Many companies outsource OASIS review and submission to third parties. The job of those OASIS personnel, from the perspective of the home health provider, is to maximize the amount of revenue that is paid to the provider from Medicare, Medicaid and other plans. This can lead to violations of the False Claims Act, by causing the presentment of claims for payment that are legally or factually false based upon the actual treatment provided and its potential lack of necessity.

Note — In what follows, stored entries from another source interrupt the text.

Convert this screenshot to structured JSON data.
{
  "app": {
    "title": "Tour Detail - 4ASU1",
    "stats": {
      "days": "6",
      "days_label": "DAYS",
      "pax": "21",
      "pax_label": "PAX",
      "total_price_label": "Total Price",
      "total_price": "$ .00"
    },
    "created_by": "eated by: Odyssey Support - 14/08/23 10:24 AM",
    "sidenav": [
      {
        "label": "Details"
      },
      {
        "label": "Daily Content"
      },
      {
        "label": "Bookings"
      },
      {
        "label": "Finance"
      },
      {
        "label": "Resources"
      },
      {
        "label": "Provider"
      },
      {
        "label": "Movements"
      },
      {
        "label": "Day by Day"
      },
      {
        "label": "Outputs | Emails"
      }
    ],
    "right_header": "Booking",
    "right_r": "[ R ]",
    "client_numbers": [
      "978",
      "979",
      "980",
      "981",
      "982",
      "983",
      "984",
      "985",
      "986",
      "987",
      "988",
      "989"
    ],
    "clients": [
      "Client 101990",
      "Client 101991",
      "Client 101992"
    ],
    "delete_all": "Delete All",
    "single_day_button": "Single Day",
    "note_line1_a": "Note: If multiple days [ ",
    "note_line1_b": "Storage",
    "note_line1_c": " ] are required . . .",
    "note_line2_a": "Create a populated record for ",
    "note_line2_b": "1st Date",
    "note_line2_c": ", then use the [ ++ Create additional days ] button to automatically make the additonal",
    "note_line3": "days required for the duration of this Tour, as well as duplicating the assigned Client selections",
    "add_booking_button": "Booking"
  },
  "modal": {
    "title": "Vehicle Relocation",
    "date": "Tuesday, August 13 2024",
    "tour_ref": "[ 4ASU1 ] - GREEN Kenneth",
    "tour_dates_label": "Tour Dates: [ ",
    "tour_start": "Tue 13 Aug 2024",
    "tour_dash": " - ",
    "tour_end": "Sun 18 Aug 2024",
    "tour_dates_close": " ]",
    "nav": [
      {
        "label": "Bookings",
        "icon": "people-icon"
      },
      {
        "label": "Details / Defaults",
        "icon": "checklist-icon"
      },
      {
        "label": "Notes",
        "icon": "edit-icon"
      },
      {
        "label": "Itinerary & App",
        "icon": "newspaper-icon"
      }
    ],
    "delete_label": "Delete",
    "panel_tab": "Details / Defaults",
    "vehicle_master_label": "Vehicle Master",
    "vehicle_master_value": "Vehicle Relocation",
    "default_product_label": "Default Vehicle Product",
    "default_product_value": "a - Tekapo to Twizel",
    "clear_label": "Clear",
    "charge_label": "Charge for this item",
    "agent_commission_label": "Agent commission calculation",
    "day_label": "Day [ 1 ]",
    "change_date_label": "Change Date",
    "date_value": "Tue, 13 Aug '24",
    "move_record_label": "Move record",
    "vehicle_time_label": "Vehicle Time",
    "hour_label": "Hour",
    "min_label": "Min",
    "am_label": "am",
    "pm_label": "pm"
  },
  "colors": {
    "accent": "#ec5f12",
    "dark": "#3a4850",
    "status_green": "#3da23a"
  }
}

Hospice service providers have also come under increasing scrutiny for improper and fraudulent health care practices. Medicare and other government health programs provide hospice benefits where enrollees are eligible based upon their condition at the time of coverage. Under federal law, in order for a patient to qualify for hospice benefits, he or she must be admitted after certification that the patient is terminally ill. This is defined as a condition where the individual has a medical prognosis that his or her life expectancy is six months or less if the illness runs its normal course.
In order for a hospice provider to bill for services to such a patient, it must obtain written certification of terminal illness for each period of time in which the patient is admitted to such care. The hospice must properly certify initial qualification for hospice service and also routinely certify ongoing eligibility for hospice care. Admission for hospice services also requires the recommendation of the facility medical director in consultation with or based upon information from the patient’s attending physician if any. This determination is to be based upon complete and current medical information sufficient to assess the overall qualification of the patient for the service.
Medicare and its administrative contractors and fiscal intermediaries issue determinations of eligibility for certain conditions and services based upon objective criteria.
This area is ripe for abuse because of the financial incentives that exist for hospice providers to admit such patients and to recertify their eligibility for care. For this reason, improper kickbacks also are often found in the relationships between hospices and other medical providers to encourage and reward referrals. Hospices are big business today and as such they encourage aggressive approaches to increasing the number of persons in their care.
Many cases under the False Claims Act have been successfully brought against hospices who violate these principles of eligibility or who fail to provide proper services to their patients despite billing government health programs.